Archive pour avril 2011

victimes

Vendredi 29 avril 2011

Victimes

 

 

Depuis plusieurs années, notre société accorde davantage d’attention aux victimes et tâche de les aider. Cela montre un souci de solidarité et de justice dont on peut se réjouir, même s’il reste beaucoup à faire pour soulager certaines situations de détresse. Mais toute médaille a son revers, et l’on assiste aussi à l’installation de certaines personnes dans le statut de victime, qui présente bien des dangers sur le plan moral et spirituel.

 

            Lorsqu’il nous arrive un coup dur, accident, maladie, agression, deuil, nous sommes sous le choc. Mais par la suite, il y a plusieurs manières de se comporter. On peut considérer comme un défi ce qui nous est arrivé, et se sentir stimulé par la souffrance ou la difficulté.  C’est une réaction active, qui manifeste une certaine dignité, une fierté qui peut laisser prise à l’orgueil, mais qui permet de surmonter l’épreuve et de continuer à vivre. On peut aussi se complaire dans le statut de victime, que l’on prend pour prétexte à une passivité qui envahit toute la vie. J’ai été malmené, ce n’est pas ma faute, c’est la faute des autres, c’est donc aux autres de réparer et de faire en sorte que je puisse vivre. Ma seule activité consiste alors à chercher à faire reconnaître mon statut de victime pour en retirer les avantages prévus par la loi et la commisération de mon entourage qui pourra excuser ainsi tous mes manquements : « Le pauvre, avec tout ce qu’il a subi… »

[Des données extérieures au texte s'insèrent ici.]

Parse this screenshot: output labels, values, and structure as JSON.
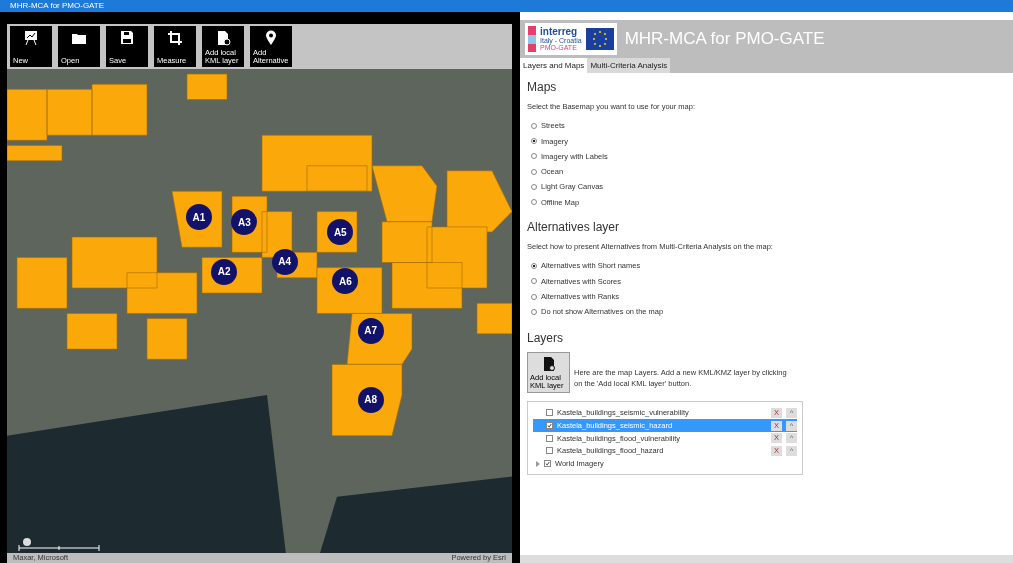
{
  "window": {
    "title": "MHR-MCA for PMO-GATE"
  },
  "toolbar": [
    {
      "label": "New"
    },
    {
      "label": "Open"
    },
    {
      "label": "Save"
    },
    {
      "label": "Measure"
    },
    {
      "label": "Add local KML layer"
    },
    {
      "label": "Add Alternative"
    }
  ],
  "map": {
    "markers": [
      "A1",
      "A3",
      "A5",
      "A4",
      "A2",
      "A6",
      "A7",
      "A8"
    ],
    "attribution": "Maxar, Microsoft",
    "powered_by": "Powered by Esri"
  },
  "header": {
    "logo_text": "interreg",
    "logo_sub": "Italy - Croatia",
    "logo_project": "PMO-GATE",
    "title": "MHR-MCA for PMO-GATE"
  },
  "tabs": [
    {
      "label": "Layers and Maps",
      "selected": true
    },
    {
      "label": "Multi-Criteria Analysis",
      "selected": false
    }
  ],
  "maps": {
    "heading": "Maps",
    "prompt": "Select the Basemap you want to use for your map:",
    "options": [
      {
        "label": "Streets",
        "selected": false
      },
      {
        "label": "Imagery",
        "selected": true
      },
      {
        "label": "Imagery with Labels",
        "selected": false
      },
      {
        "label": "Ocean",
        "selected": false
      },
      {
        "label": "Light Gray Canvas",
        "selected": false
      },
      {
        "label": "Offline Map",
        "selected": false
      }
    ]
  },
  "alternatives": {
    "heading": "Alternatives layer",
    "prompt": "Select how to present Alternatives from Multi-Criteria Analysis on the map:",
    "options": [
      {
        "label": "Alternatives with Short names",
        "selected": true
      },
      {
        "label": "Alternatives with Scores",
        "selected": false
      },
      {
        "label": "Alternatives with Ranks",
        "selected": false
      },
      {
        "label": "Do not show Alternatives on the map",
        "selected": false
      }
    ]
  },
  "layers": {
    "heading": "Layers",
    "add_button": "Add local KML layer",
    "info": "Here are the map Layers. Add a new KML/KMZ layer by clicking on the 'Add local KML layer' button.",
    "items": [
      {
        "kind": "layer",
        "name": "Kastela_buildings_seismic_vulnerability",
        "checked": false,
        "selected": false,
        "remove": "X",
        "up": "^"
      },
      {
        "kind": "layer",
        "name": "Kastela_buildings_seismic_hazard",
        "checked": true,
        "selected": true,
        "remove": "X",
        "up": "^"
      },
      {
        "kind": "layer",
        "name": "Kastela_buildings_flood_vulnerability",
        "checked": false,
        "selected": false,
        "remove": "X",
        "up": "^"
      },
      {
        "kind": "layer",
        "name": "Kastela_buildings_flood_hazard",
        "checked": false,
        "selected": false,
        "remove": "X",
        "up": "^"
      },
      {
        "kind": "basemap",
        "name": "World Imagery",
        "checked": true,
        "selected": false
      }
    ]
  }
}
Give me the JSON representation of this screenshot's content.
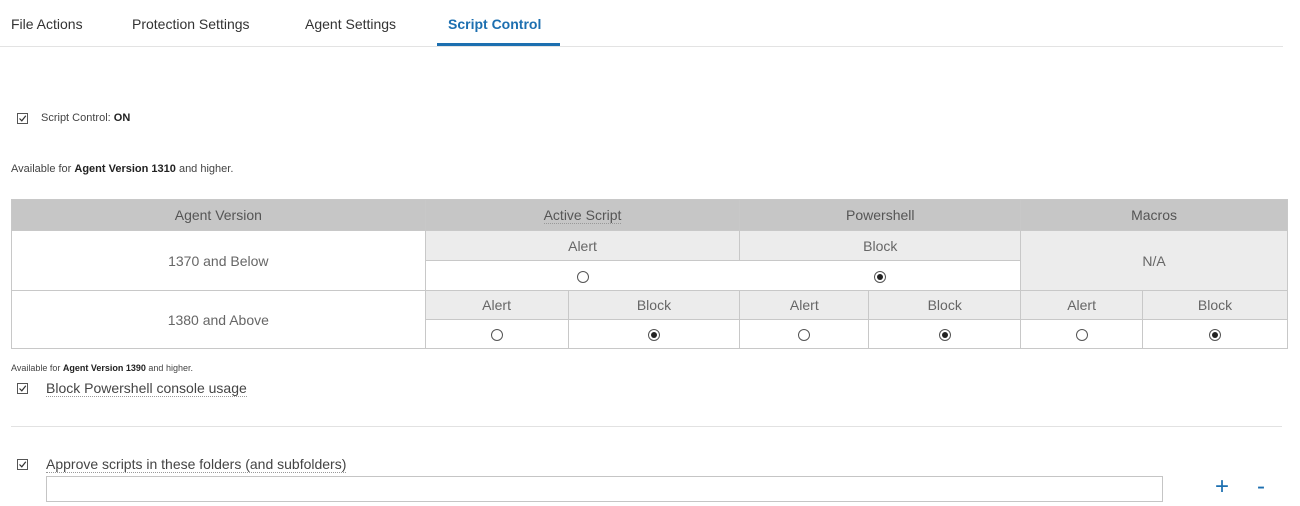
{
  "tabs": [
    {
      "label": "File Actions"
    },
    {
      "label": "Protection Settings"
    },
    {
      "label": "Agent Settings"
    },
    {
      "label": "Script Control"
    }
  ],
  "script_control": {
    "label": "Script Control:",
    "state": "ON",
    "checked": true
  },
  "availability_1": {
    "prefix": "Available for ",
    "bold": "Agent Version 1310",
    "suffix": " and higher."
  },
  "table": {
    "headers": [
      "Agent Version",
      "Active Script",
      "Powershell",
      "Macros"
    ],
    "row1": {
      "version": "1370 and Below",
      "active_label": "Alert",
      "powershell_label": "Block",
      "macros": "N/A"
    },
    "row2": {
      "version": "1380 and Above",
      "alert": "Alert",
      "block": "Block"
    }
  },
  "availability_2": {
    "prefix": "Available for ",
    "bold": "Agent Version 1390",
    "suffix": " and higher."
  },
  "block_console": {
    "label": "Block Powershell console usage",
    "checked": true
  },
  "approve_folders": {
    "label": "Approve scripts in these folders (and subfolders)",
    "checked": true,
    "value": ""
  },
  "buttons": {
    "add": "+",
    "remove": "-"
  },
  "colors": {
    "accent": "#1c6fb0",
    "header_bg": "#c6c6c6",
    "cell_bg": "#ececec"
  }
}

            Subir devient en quelque sorte la caractéristique de la victime. Elle a certes subi un tort, et on ne peut le lui reprocher, mais elle fait fausse route si elle s’imagine que désormais tout doit venir des autres.  Se définir comme victime revient à abdiquer toute responsabilité, à renoncer à toute attitude active. Comme si le tort subi avait éclipsé tout le reste de sa personnalité. Et l’on peut être victime de bien des choses : d’une naissance difficile, d’une mauvaise éducation, de parents abusifs, de la méchanceté, de la bêtise ou du vice des autres, d’accidents, de maladies, d’erreurs médicales etc…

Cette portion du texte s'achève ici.